Borromini war einer der bedeutendsten Architekten und Bildhauer des barocken Rom. In der Kunstgeschichte gilt er neben Pietro da Cortona und Carlo Maderno als einer der Erfinder des extravaganten Barock im 17. Jahrhundert. Gegner warfen ihm gelegentlich Missbrauch und regelwidrige Verwendung ornamentaler Elemente vor.[1]
Borromini wurde als Francesco Castelli geboren und benannte sich später in Borromini um, möglicherweise aus Verehrung für den Heiligen Karl Borromäus.
Im Alter von 16 Jahren verließ er sein Elternhaus und ging nach Mailand, wo er mit Eifer das Handwerk des Marmorbildhauers erlernte.[2] In Mailand wird er auch die perspektivischen Konstruktionen Donato Bramantes kennengelernt haben,[3] die seinen späteren Stil prägten.
Als junger Mann brach er nach Rom auf und studierte die dortigen Bauten der Antike und die Werke Michelangelos. Ein weiterer Grund für die Reise war die Aussicht auf eine Zusammenarbeit mit seinem weitläufigen Verwandten Carlo Maderno, der Architekt und Leiter der Bauhütte am Petersdom war. Ein Onkel mütterlicherseits, Leone Garuo, nahm ihn anfangs in seiner Wohnung in Vicolo dell’Agnello auf.[4] Bald erhielt Borromini eine Stelle am Petersdom und wollte sich zum Baumeister ausbilden lassen. Maderno schätzte seine Fertigkeit als Bildhauer und zeichnerische Begabung und machte ihn zu seinem Assistenten. Als Maderno starb, erhielt Gian Lorenzo Bernini den vakanten Posten des obersten Baumeisters, da „er den ersten Platz im Herzen und in der Wertschätzung Papst Urbans VIII.einnahm – er war der von ihm am meisten geschätzte Künstler, den er auch persönlich sehr liebte“. Bernini erkannte ebenfalls die Begabung Borrominis, sowohl als Bildhauer wie als Architekt, und überantwortete ihm den Entwurf vieler Bauten während des Pontifikats Papst Urbans VIII.[5]
Gian Lorenzo Bernini und Francesco Borromini arbeiteten gemeinsam an der Errichtung des Bronze-Baldachins des Petersdoms. Wie Paolo Portoghesi in seiner Borromini-Biographie anhand erhaltener Zeichnungen nachweist, könnte der Entwurf allein von Borromini stammen.[6]
Später waren Borromini, Bernini und Maderno am Bau des Palazzo Barberini beteiligt.[3] Eigenständig entwarf und baute Borromini dort kleine, quadratische Fenster im Obergeschoss mit sanft geschwungener Einfassung und größere Fenster mit perspektivischem Effekten an den Rahmen.[7]
Nach dem Tod Madernos übernahm Bernini 1629 die Bauleitung und das Amt des Architekten von Sankt Peter.

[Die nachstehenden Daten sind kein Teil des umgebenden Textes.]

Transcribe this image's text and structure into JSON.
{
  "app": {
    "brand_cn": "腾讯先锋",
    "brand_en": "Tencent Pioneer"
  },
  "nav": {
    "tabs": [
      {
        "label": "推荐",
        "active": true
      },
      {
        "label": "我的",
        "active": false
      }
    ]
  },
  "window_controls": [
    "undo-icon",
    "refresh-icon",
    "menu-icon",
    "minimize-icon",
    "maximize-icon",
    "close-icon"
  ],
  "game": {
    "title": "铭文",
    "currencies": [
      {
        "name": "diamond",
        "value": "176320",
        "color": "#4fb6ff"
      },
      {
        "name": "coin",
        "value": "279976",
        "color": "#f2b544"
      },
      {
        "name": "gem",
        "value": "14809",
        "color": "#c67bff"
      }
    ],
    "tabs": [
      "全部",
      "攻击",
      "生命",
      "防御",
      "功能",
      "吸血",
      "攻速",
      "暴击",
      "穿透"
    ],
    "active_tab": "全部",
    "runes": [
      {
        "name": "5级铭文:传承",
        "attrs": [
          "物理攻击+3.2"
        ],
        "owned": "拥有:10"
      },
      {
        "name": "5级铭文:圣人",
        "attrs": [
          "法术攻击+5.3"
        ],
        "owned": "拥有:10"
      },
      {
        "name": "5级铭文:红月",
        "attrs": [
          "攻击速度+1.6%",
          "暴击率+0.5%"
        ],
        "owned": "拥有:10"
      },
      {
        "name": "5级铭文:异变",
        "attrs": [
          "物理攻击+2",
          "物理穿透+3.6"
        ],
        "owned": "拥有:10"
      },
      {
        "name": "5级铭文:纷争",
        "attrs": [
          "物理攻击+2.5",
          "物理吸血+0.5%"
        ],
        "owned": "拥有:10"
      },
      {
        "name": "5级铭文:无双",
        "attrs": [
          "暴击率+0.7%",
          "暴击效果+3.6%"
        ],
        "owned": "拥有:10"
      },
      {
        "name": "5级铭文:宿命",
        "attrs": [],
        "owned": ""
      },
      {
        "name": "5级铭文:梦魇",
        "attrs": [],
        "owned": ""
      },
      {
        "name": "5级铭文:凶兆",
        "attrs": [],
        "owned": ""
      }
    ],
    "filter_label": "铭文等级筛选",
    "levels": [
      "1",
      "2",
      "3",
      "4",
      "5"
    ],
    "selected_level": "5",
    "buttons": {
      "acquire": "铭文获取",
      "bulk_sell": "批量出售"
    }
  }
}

Er bat Borromini ihm zu assistieren. Einige Borromini versprochene Aufträge vergab er allerdings an andere Künstler.[8] Über finanzielle Angelegenheiten kam es zum Zerwürfnis[3] und schließlich zur Feindschaft zwischen beiden. Bernini ging an Fürstenhöfen aus- und ein, verteilte gedruckte Porträts von sich selber und ließ zu Lebzeiten eine Biographie von sich schreiben.[9] Borromini hingegen mied gesellschaftliche Ereignisse und unterwarf sich nicht der herrschenden Mode. Er trug stets die schwarze spanische Tracht, was ihn auch von seinen Künstlerkollegen unterschied. Er galt als gutaussehend und nobel.[10]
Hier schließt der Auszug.